Evidence Convincingly Supports a Causal Relationship
The committee concludes that the evidence convincingly supports a causal relationship between some vaccines and some adverse events.
As a live vaccine, the varicella zoster vaccine is linked to four specific adverse events, all due to infection from the vaccine virus strain:
- Disseminated varicella infection (widespread chickenpox rash shortly after vaccination)
- Disseminated varicella infection with subsequent infection resulting in pneumonia, meningitis, or hepatitis in individuals with demonstrated immunodeficiencies
- Vaccine strain viral reactivation (appearance of chickenpox rash months to years after vaccination)
- Vaccine strain viral reactivation with subsequent infection resulting in meningitis or encephalitis (inflammation of the brain)
The MMR vaccine is linked to a disease called measles inclusion body encephalitis, which in very rare cases can affect people whose immune systems are compromised and usually occurs within a year of acute measles infection or vaccination. The MMR vaccine also is linked to febrile seizures, which are a type of seizure that occurs in infants and young children in association with fever. Febrile seizures are generally benign and hold no long-term consequences.
Six types of vaccines—MMR, varicella zoster, influenza, hepatitis B, meningococcal, and tetanuscontaining vaccines—are linked to anaphylaxis.
The committee also found convincing evidence of a causal relationship between injection of vaccine, independent of the antigen involved, and two types of adverse events, including syncope, or fainting, and deltoid bursitis, or frozen shoulder, characterized by shoulder pain and loss of motion.
Evidence Favors Acceptance of a Causal Relationship
The evidence favors acceptance of four vaccine–adverse event relationships. In these cases, the evidence is strong and generally suggestive, but not firm enough to be described as convincing. These relationships include:
- HPV vaccine and anaphylaxis;
- MMR vaccine and transient arthralgia (temporary joint pain) in female adults;
- MMR vaccine and transient arthralgia in children; and
- certain trivalent inactivated influenza vaccines used in Canada in some recent years and a mild and temporary oculorespiratory syndrome, which is characterized by conjunctivitis, facial swelling, and upper respiratory symptoms, including coughing and wheezing.
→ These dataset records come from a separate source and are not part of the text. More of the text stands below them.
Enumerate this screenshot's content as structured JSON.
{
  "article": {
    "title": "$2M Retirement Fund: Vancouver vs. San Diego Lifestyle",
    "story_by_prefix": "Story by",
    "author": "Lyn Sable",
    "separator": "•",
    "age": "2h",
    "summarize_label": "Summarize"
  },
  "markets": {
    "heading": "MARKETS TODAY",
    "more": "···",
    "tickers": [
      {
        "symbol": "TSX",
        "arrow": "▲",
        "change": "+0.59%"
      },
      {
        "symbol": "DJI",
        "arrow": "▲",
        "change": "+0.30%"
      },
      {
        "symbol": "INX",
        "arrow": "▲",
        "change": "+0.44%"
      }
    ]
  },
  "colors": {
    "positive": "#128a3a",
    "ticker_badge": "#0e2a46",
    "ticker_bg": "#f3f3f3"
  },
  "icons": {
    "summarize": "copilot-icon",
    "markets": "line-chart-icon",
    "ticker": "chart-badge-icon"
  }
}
Evidence Favors Rejection of a Causal Relationship
The evidence favors rejection of five vaccine–adverse event relationships:
- MMR vaccine and autism
- MMR vaccine and type 1 diabetes
- DTaP (tetanus) vaccine and type 1 diabetes
- Inactivated influenza vaccine and Bell’s palsy (weakness of the facial nerve)
- Inactivated influenza vaccine and exacerbation of asthma or reactive airway disease episodes in children and adults
Evidence Inadequate to Accept or Reject a Causal Relationship
For the vast majority, (135 vaccine-adverse event pairs), the evidence is inadequate to accept or reject a causal relationship. In many cases, the adverse event being examined is an extremely rare condition, making it hard to study. In these cases, there was not adequate evidence to determine if the vaccine was or was not causally associated.
As some of the conclusions suggest, individuals with certain characteristics are more likely to suffer certain adverse effects from particular immunizations. Individuals who have serious immunodeficiencies are clearly at increased risk for specific adverse reactions to live viral vaccines, such as MMR and varicella vaccines. Thus, the committee was able at times to reach more limited conclusions for subgroups of the population.
In applying consistent standards across all the evidence, the committee found that some conclusions were easy to reach: the evidence was clear and consistent or, in the extreme, completely absent. Others required substantial discussion and debate.
The committee was not charged with making recommendations, and it did not pinpoint any particular areas for continued research. Much research already occurs to determine the safety of vaccines for the populations for whom they are recommended. However, there is much to learn about the human immune system, autoimmunity, and the effects of genetic variation, all of which may influence how people respond to vaccines.
Vaccines offer the promise of protection against a variety of infectious diseases. Despite much media attention and strong opinions from many quarters, vaccines remain one of the greatest tools in the public health arsenal. Certainly, some vaccines result in adverse effects that must be acknowledged. But the latest evidence shows that few adverse effects are caused by the vaccines reviewed in this report.